ARX Dividend Yield and Income Analysis
Accelerant Holdings (ARX) does not currently pay a dividend. This is common among smaller companies in the Insurance industry that prefer to reinvest cash flows into business expansion rather than returning capital to shareholders. Income-focused investors looking for Financials dividend stocks may want to explore other Financials stocks or use the stock screener to filter by dividend yield.
ARX Momentum and Technical Analysis Profile
Accelerant Holdings (ARX) has a momentum factor score of 28/100, signaling weak relative price performance. Stocks with low momentum scores have historically tended to continue underperforming in the near term. The investment factor score is 25/100, which measures capital allocation efficiency and asset growth patterns. The short interest score of 67/100 reflects moderate short selling activity.
ARX vs Competitors — Financials Sector Ranking and Peer Comparison
Within the Financials sector, Accelerant Holdings (ARX) ranks #756 out of 891 stocks based on the Blank Capital composite score. This places ARX in the lower half of all Financials stocks in our coverage universe. Key competitors and sector peers include WHITE MOUNTAINS INSURANCE GROUP LTD (WTM) with a score of 62.9/100, OPPENHEIMER HOLDINGS INC (OPY) with a score of 62.6/100, Enact Holdings, Inc. (ACT) with a score of 61.6/100, International General Insurance Holdings Ltd. (IGIC) with a score of 61.3/100, and PARKE BANCORP, INC. (PKBK) with a score of 60.4/100.

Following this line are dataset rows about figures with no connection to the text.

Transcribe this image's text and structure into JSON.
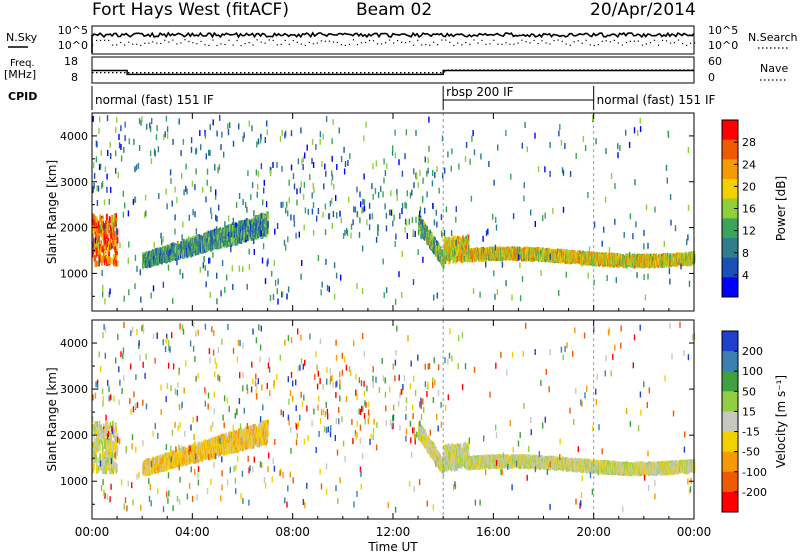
{
  "header": {
    "title": "Fort Hays West (fitACF)",
    "beam": "Beam 02",
    "date": "20/Apr/2014"
  },
  "noise_panel": {
    "left_label": "N.Sky",
    "right_label": "N.Search",
    "left_ticks": [
      "10^5",
      "10^0"
    ],
    "right_ticks": [
      "10^5",
      "10^0"
    ]
  },
  "freq_panel": {
    "left_label_line1": "Freq.",
    "left_label_line2": "[MHz]",
    "left_ticks": [
      "18",
      "8"
    ],
    "right_label": "Nave",
    "right_ticks": [
      "60",
      "0"
    ]
  },
  "cpid": {
    "label": "CPID",
    "segments": [
      {
        "name": "normal (fast) 151 IF",
        "start": 0,
        "end": 14
      },
      {
        "name": "rbsp 200 IF",
        "start": 14,
        "end": 20
      },
      {
        "name": "normal (fast) 151 IF",
        "start": 20,
        "end": 24
      }
    ]
  },
  "x_axis": {
    "label": "Time UT",
    "ticks": [
      "00:00",
      "04:00",
      "08:00",
      "12:00",
      "16:00",
      "20:00",
      "00:00"
    ]
  },
  "colors": {
    "power": [
      "#0000ff",
      "#1a4fb8",
      "#2e7e8c",
      "#3aa55a",
      "#8fd03a",
      "#f5d000",
      "#f59a00",
      "#f05a00",
      "#ff0000"
    ],
    "velocity": [
      "#2040d0",
      "#3a80b0",
      "#40a040",
      "#90d040",
      "#c8c8c0",
      "#f5d000",
      "#f59a00",
      "#f05a00",
      "#ff0000"
    ]
  },
  "chart_data": [
    {
      "type": "heatmap",
      "name": "power",
      "ylabel": "Slant Range [km]",
      "xlabel": "Time UT",
      "xlim": [
        0,
        24
      ],
      "ylim": [
        180,
        4500
      ],
      "yticks": [
        1000,
        2000,
        3000,
        4000
      ],
      "colorbar": {
        "label": "Power [dB]",
        "ticks": [
          "28",
          "24",
          "20",
          "16",
          "12",
          "8",
          "4"
        ],
        "range": [
          0,
          30
        ]
      },
      "echo_bands": [
        {
          "t_start": 0.0,
          "t_end": 1.0,
          "range_low": 1200,
          "range_high": 2250,
          "power": 24
        },
        {
          "t_start": 2.0,
          "t_end": 7.0,
          "range_low": 1150,
          "range_high": 2500,
          "power": 10
        },
        {
          "t_start": 13.0,
          "t_end": 14.0,
          "range_low": 1150,
          "range_high": 1600,
          "power": 12
        },
        {
          "t_start": 14.0,
          "t_end": 24.0,
          "range_low": 1300,
          "range_high": 1800,
          "power": 18
        }
      ]
    },
    {
      "type": "heatmap",
      "name": "velocity",
      "ylabel": "Slant Range [km]",
      "xlabel": "Time UT",
      "xlim": [
        0,
        24
      ],
      "ylim": [
        180,
        4500
      ],
      "yticks": [
        1000,
        2000,
        3000,
        4000
      ],
      "colorbar": {
        "label": "Velocity [m s⁻¹]",
        "ticks": [
          "200",
          "100",
          "50",
          "15",
          "-15",
          "-50",
          "-100",
          "-200"
        ],
        "range": [
          -250,
          250
        ]
      },
      "echo_bands": [
        {
          "t_start": 0.0,
          "t_end": 1.0,
          "range_low": 1200,
          "range_high": 2250,
          "velocity": 0
        },
        {
          "t_start": 2.0,
          "t_end": 7.0,
          "range_low": 1150,
          "range_high": 2600,
          "velocity": -60
        },
        {
          "t_start": 13.0,
          "t_end": 14.0,
          "range_low": 1150,
          "range_high": 1600,
          "velocity": 0
        },
        {
          "t_start": 14.0,
          "t_end": 24.0,
          "range_low": 1300,
          "range_high": 1800,
          "velocity": 0
        }
      ]
    }
  ]
}
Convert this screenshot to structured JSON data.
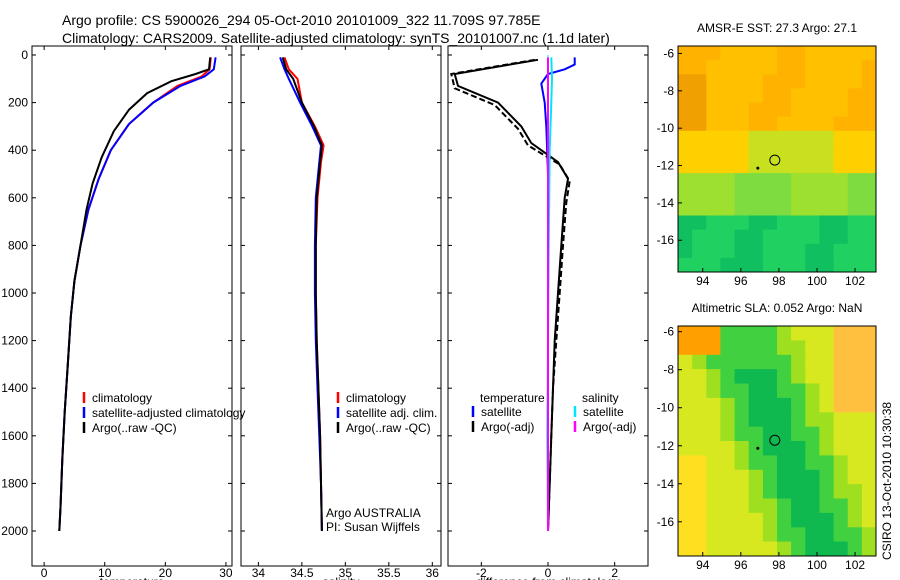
{
  "title": {
    "line1": "Argo profile: CS 5900026_294 05-Oct-2010 20101009_322 11.709S 97.785E",
    "line2": "Climatology: CARS2009. Satellite-adjusted climatology: synTS_20101007.nc (1.1d later)"
  },
  "stamp": "CSIRO 13-Oct-2010 10:30:38",
  "colors": {
    "clim": "#ff0000",
    "sat": "#0000ff",
    "argo": "#000000",
    "sal_sat": "#00e5ff",
    "sal_argo": "#ff00ff"
  },
  "chart_data": [
    {
      "type": "line",
      "id": "temperature",
      "xlabel": "temperature",
      "ylabel": "",
      "xlim": [
        -2,
        31
      ],
      "ylim": [
        2050,
        0
      ],
      "xticks": [
        0,
        10,
        20,
        30
      ],
      "yticks": [
        0,
        200,
        400,
        600,
        800,
        1000,
        1200,
        1400,
        1600,
        1800,
        2000
      ],
      "legend": [
        "climatology",
        "satellite-adjusted climatology",
        "Argo(..raw -QC)"
      ],
      "series": [
        {
          "name": "climatology",
          "color": "#ff0000",
          "points": [
            [
              27.5,
              10
            ],
            [
              27.3,
              60
            ],
            [
              26,
              90
            ],
            [
              22,
              130
            ],
            [
              18,
              200
            ],
            [
              14,
              290
            ],
            [
              11,
              400
            ],
            [
              9,
              520
            ],
            [
              7.3,
              650
            ],
            [
              6,
              800
            ],
            [
              5,
              950
            ],
            [
              4.4,
              1100
            ],
            [
              3.9,
              1300
            ],
            [
              3.4,
              1500
            ],
            [
              3.0,
              1700
            ],
            [
              2.7,
              1900
            ],
            [
              2.5,
              2000
            ]
          ]
        },
        {
          "name": "satellite-adjusted climatology",
          "color": "#0000ff",
          "points": [
            [
              28.3,
              10
            ],
            [
              28.0,
              60
            ],
            [
              26.5,
              90
            ],
            [
              22.5,
              130
            ],
            [
              18,
              200
            ],
            [
              14,
              290
            ],
            [
              11,
              400
            ],
            [
              9,
              520
            ],
            [
              7.3,
              650
            ],
            [
              6,
              800
            ],
            [
              5,
              950
            ],
            [
              4.4,
              1100
            ],
            [
              3.9,
              1300
            ],
            [
              3.4,
              1500
            ],
            [
              3.0,
              1700
            ],
            [
              2.7,
              1900
            ],
            [
              2.5,
              2000
            ]
          ]
        },
        {
          "name": "Argo(..raw -QC)",
          "color": "#000000",
          "points": [
            [
              27.4,
              10
            ],
            [
              27.2,
              60
            ],
            [
              25,
              80
            ],
            [
              21,
              110
            ],
            [
              17,
              160
            ],
            [
              14,
              230
            ],
            [
              11.5,
              320
            ],
            [
              9.5,
              430
            ],
            [
              8,
              540
            ],
            [
              7,
              650
            ],
            [
              6,
              800
            ],
            [
              5,
              950
            ],
            [
              4.4,
              1100
            ],
            [
              3.9,
              1300
            ],
            [
              3.4,
              1500
            ],
            [
              3.0,
              1700
            ],
            [
              2.7,
              1900
            ],
            [
              2.5,
              2000
            ]
          ]
        }
      ]
    },
    {
      "type": "line",
      "id": "salinity",
      "xlabel": "salinity",
      "ylabel": "",
      "xlim": [
        33.8,
        36.1
      ],
      "ylim": [
        2050,
        0
      ],
      "xticks": [
        34,
        34.5,
        35,
        35.5,
        36
      ],
      "legend": [
        "climatology",
        "satellite adj. clim.",
        "Argo(..raw -QC)"
      ],
      "annotations": [
        "Argo AUSTRALIA",
        "PI: Susan Wijffels"
      ],
      "series": [
        {
          "name": "climatology",
          "color": "#ff0000",
          "points": [
            [
              34.3,
              10
            ],
            [
              34.35,
              60
            ],
            [
              34.45,
              100
            ],
            [
              34.5,
              200
            ],
            [
              34.65,
              300
            ],
            [
              34.75,
              380
            ],
            [
              34.72,
              450
            ],
            [
              34.68,
              600
            ],
            [
              34.66,
              800
            ],
            [
              34.66,
              1000
            ],
            [
              34.67,
              1200
            ],
            [
              34.69,
              1400
            ],
            [
              34.71,
              1600
            ],
            [
              34.72,
              1800
            ],
            [
              34.73,
              2000
            ]
          ]
        },
        {
          "name": "satellite adj. clim.",
          "color": "#0000ff",
          "points": [
            [
              34.25,
              10
            ],
            [
              34.3,
              60
            ],
            [
              34.35,
              100
            ],
            [
              34.48,
              200
            ],
            [
              34.62,
              300
            ],
            [
              34.72,
              380
            ],
            [
              34.7,
              450
            ],
            [
              34.66,
              600
            ],
            [
              34.65,
              800
            ],
            [
              34.65,
              1000
            ],
            [
              34.66,
              1200
            ],
            [
              34.68,
              1400
            ],
            [
              34.7,
              1600
            ],
            [
              34.72,
              1800
            ],
            [
              34.73,
              2000
            ]
          ]
        },
        {
          "name": "Argo(..raw -QC)",
          "color": "#000000",
          "points": [
            [
              34.28,
              10
            ],
            [
              34.32,
              60
            ],
            [
              34.4,
              100
            ],
            [
              34.5,
              200
            ],
            [
              34.64,
              300
            ],
            [
              34.73,
              380
            ],
            [
              34.71,
              450
            ],
            [
              34.67,
              600
            ],
            [
              34.66,
              800
            ],
            [
              34.66,
              1000
            ],
            [
              34.67,
              1200
            ],
            [
              34.69,
              1400
            ],
            [
              34.71,
              1600
            ],
            [
              34.72,
              1800
            ],
            [
              34.73,
              2000
            ]
          ]
        }
      ]
    },
    {
      "type": "line",
      "id": "difference",
      "xlabel": "difference from climatology",
      "ylabel": "",
      "xlim": [
        -3,
        3
      ],
      "ylim": [
        2050,
        0
      ],
      "xticks": [
        -2,
        0,
        2
      ],
      "legend_temperature": {
        "header": "temperature",
        "items": [
          "satellite",
          "Argo(-adj)"
        ]
      },
      "legend_salinity": {
        "header": "salinity",
        "items": [
          "satellite",
          "Argo(-adj)"
        ]
      },
      "series": [
        {
          "name": "temperature satellite",
          "color": "#0000ff",
          "points": [
            [
              0.8,
              10
            ],
            [
              0.8,
              40
            ],
            [
              0.5,
              60
            ],
            [
              0,
              80
            ],
            [
              -0.2,
              120
            ],
            [
              -0.1,
              200
            ],
            [
              -0.05,
              300
            ],
            [
              0,
              500
            ],
            [
              0,
              2000
            ]
          ]
        },
        {
          "name": "temperature Argo(-adj)",
          "color": "#000000",
          "points": [
            [
              -0.3,
              20
            ],
            [
              -2.8,
              80
            ],
            [
              -2.7,
              130
            ],
            [
              -1.5,
              200
            ],
            [
              -0.8,
              300
            ],
            [
              -0.5,
              370
            ],
            [
              0.3,
              450
            ],
            [
              0.6,
              520
            ],
            [
              0.5,
              600
            ],
            [
              0.4,
              800
            ],
            [
              0.3,
              1000
            ],
            [
              0.2,
              1200
            ],
            [
              0.15,
              1400
            ],
            [
              0.1,
              1600
            ],
            [
              0.05,
              1800
            ],
            [
              0,
              2000
            ]
          ]
        },
        {
          "name": "temperature Argo dashed",
          "color": "#000000",
          "dashed": true,
          "points": [
            [
              -0.4,
              20
            ],
            [
              -2.9,
              80
            ],
            [
              -2.8,
              140
            ],
            [
              -1.6,
              210
            ],
            [
              -0.9,
              310
            ],
            [
              -0.6,
              380
            ],
            [
              0.35,
              460
            ],
            [
              0.65,
              530
            ],
            [
              0.55,
              620
            ],
            [
              0.45,
              800
            ],
            [
              0.35,
              1000
            ],
            [
              0.25,
              1200
            ],
            [
              0.15,
              1400
            ],
            [
              0.1,
              1600
            ],
            [
              0.05,
              1800
            ],
            [
              0,
              2000
            ]
          ]
        },
        {
          "name": "salinity satellite",
          "color": "#00e5ff",
          "points": [
            [
              0.1,
              10
            ],
            [
              0.12,
              100
            ],
            [
              0.1,
              200
            ],
            [
              0.05,
              400
            ],
            [
              0.02,
              800
            ],
            [
              0,
              1200
            ],
            [
              -0.02,
              1600
            ],
            [
              0,
              2000
            ]
          ]
        },
        {
          "name": "salinity Argo(-adj)",
          "color": "#ff00ff",
          "points": [
            [
              0,
              10
            ],
            [
              0,
              2000
            ]
          ]
        }
      ]
    }
  ],
  "maps": [
    {
      "title": "AMSR-E SST: 27.3 Argo: 27.1",
      "xticks": [
        "94",
        "96",
        "98",
        "100",
        "102"
      ],
      "yticks": [
        "-6",
        "-8",
        "-10",
        "-12",
        "-14",
        "-16"
      ]
    },
    {
      "title": "Altimetric SLA: 0.052 Argo: NaN",
      "xticks": [
        "94",
        "96",
        "98",
        "100",
        "102"
      ],
      "yticks": [
        "-6",
        "-8",
        "-10",
        "-12",
        "-14",
        "-16"
      ]
    }
  ]
}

Comparing ARX against the S&P 500 benchmark is also instructive for understanding relative performance. Investors can view the full ARX vs S&P 500 (SPY) comparison to assess how Accelerant Holdings stacks up against the broader market across all factor dimensions.
ARX Next Earnings Date
No upcoming earnings date has been announced for Accelerant Holdings (ARX) at this time. Check the earnings calendar for the latest scheduling updates across all stocks in our coverage universe.

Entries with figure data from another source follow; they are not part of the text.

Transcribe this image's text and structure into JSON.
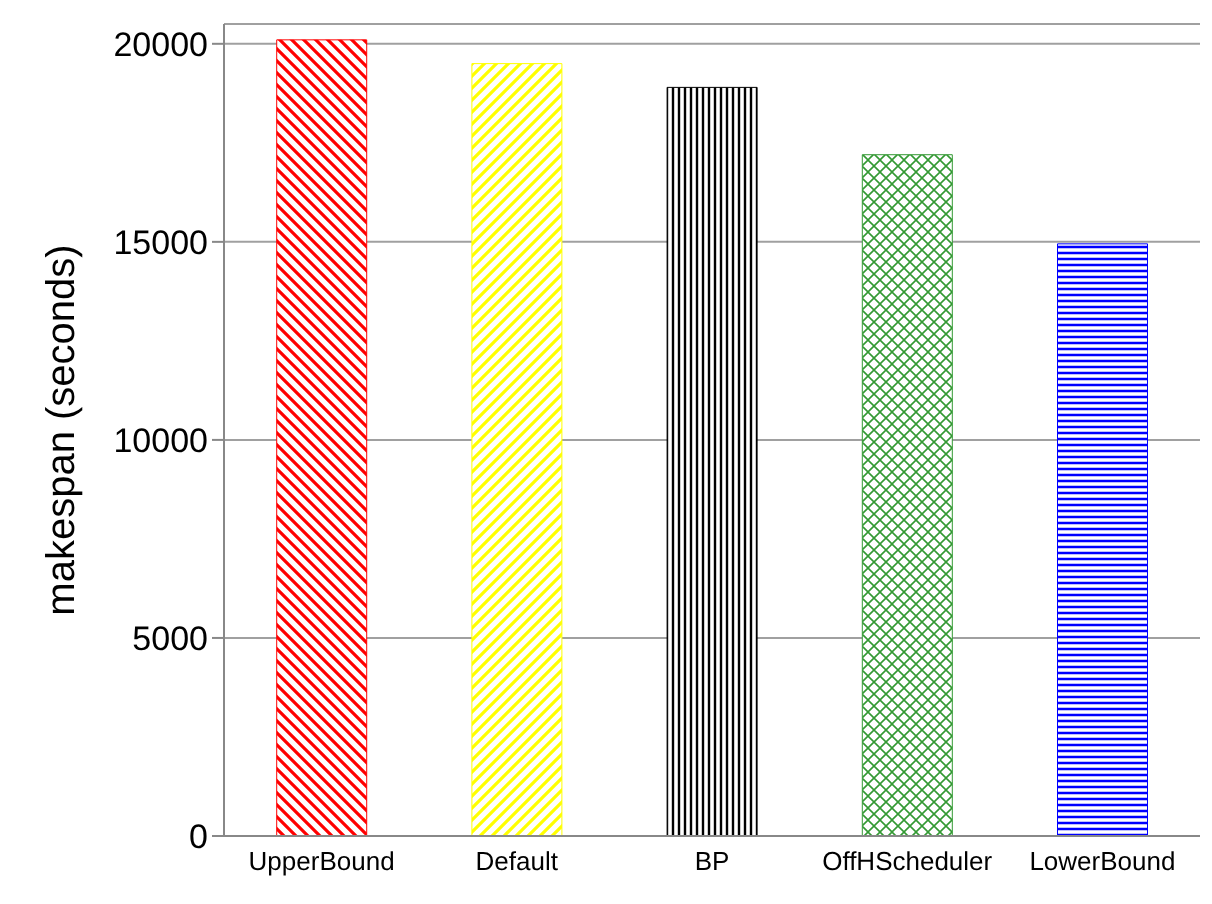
{
  "chart_data": {
    "type": "bar",
    "ylabel": "makespan (seconds)",
    "categories": [
      "UpperBound",
      "Default",
      "BP",
      "OffHScheduler",
      "LowerBound"
    ],
    "values": [
      20100,
      19500,
      18900,
      17200,
      14950
    ],
    "colors": [
      "#ff0000",
      "#ffff00",
      "#000000",
      "#339933",
      "#0000ff"
    ],
    "ylim": [
      0,
      20500
    ],
    "yticks": [
      0,
      5000,
      10000,
      15000,
      20000
    ],
    "grid": "y"
  }
}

Should You Buy ARX? — Investment Thesis Summary
The quantitative profile for Accelerant Holdings suggests caution. The quality score of 8/100 flags below-average profitability. The value score of 14/100 indicates premium valuation. Momentum is weak at 28/100, a headwind for near-term performance.

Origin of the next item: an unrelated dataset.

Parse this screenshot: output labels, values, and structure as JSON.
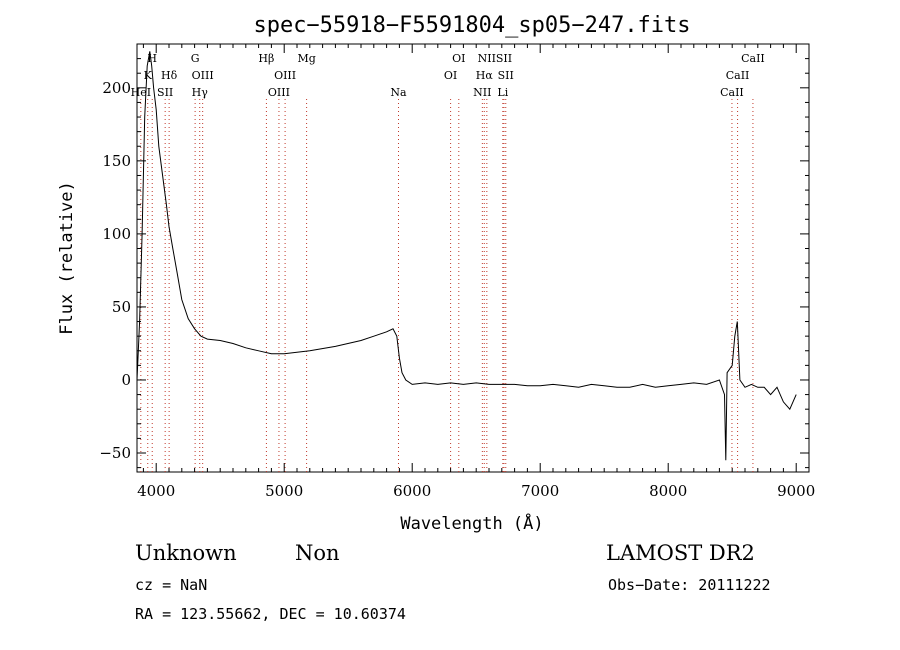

In summary, Accelerant Holdings (ARX) earns a Reduce rating with a composite score of 25.7/100 as of April 2026. The rating is derived from the Blank Capital Research methodology, which combines six factor dimensions into a single quantitative ranking. Investors should consider these quantitative signals alongside their own fundamental research, risk tolerance, and investment time horizon before making buy or sell decisions on ARX stock.
Related Resources for ARX Investors
Explore more research and tools: ARX vs S&P 500 comparison, top Financials stocks, stock screener, our methodology, quality factor explained, value factor explained, momentum factor explained. Compare ARX head-to-head with peers: ARX vs WTM, ARX vs OPY, ARX vs ACT.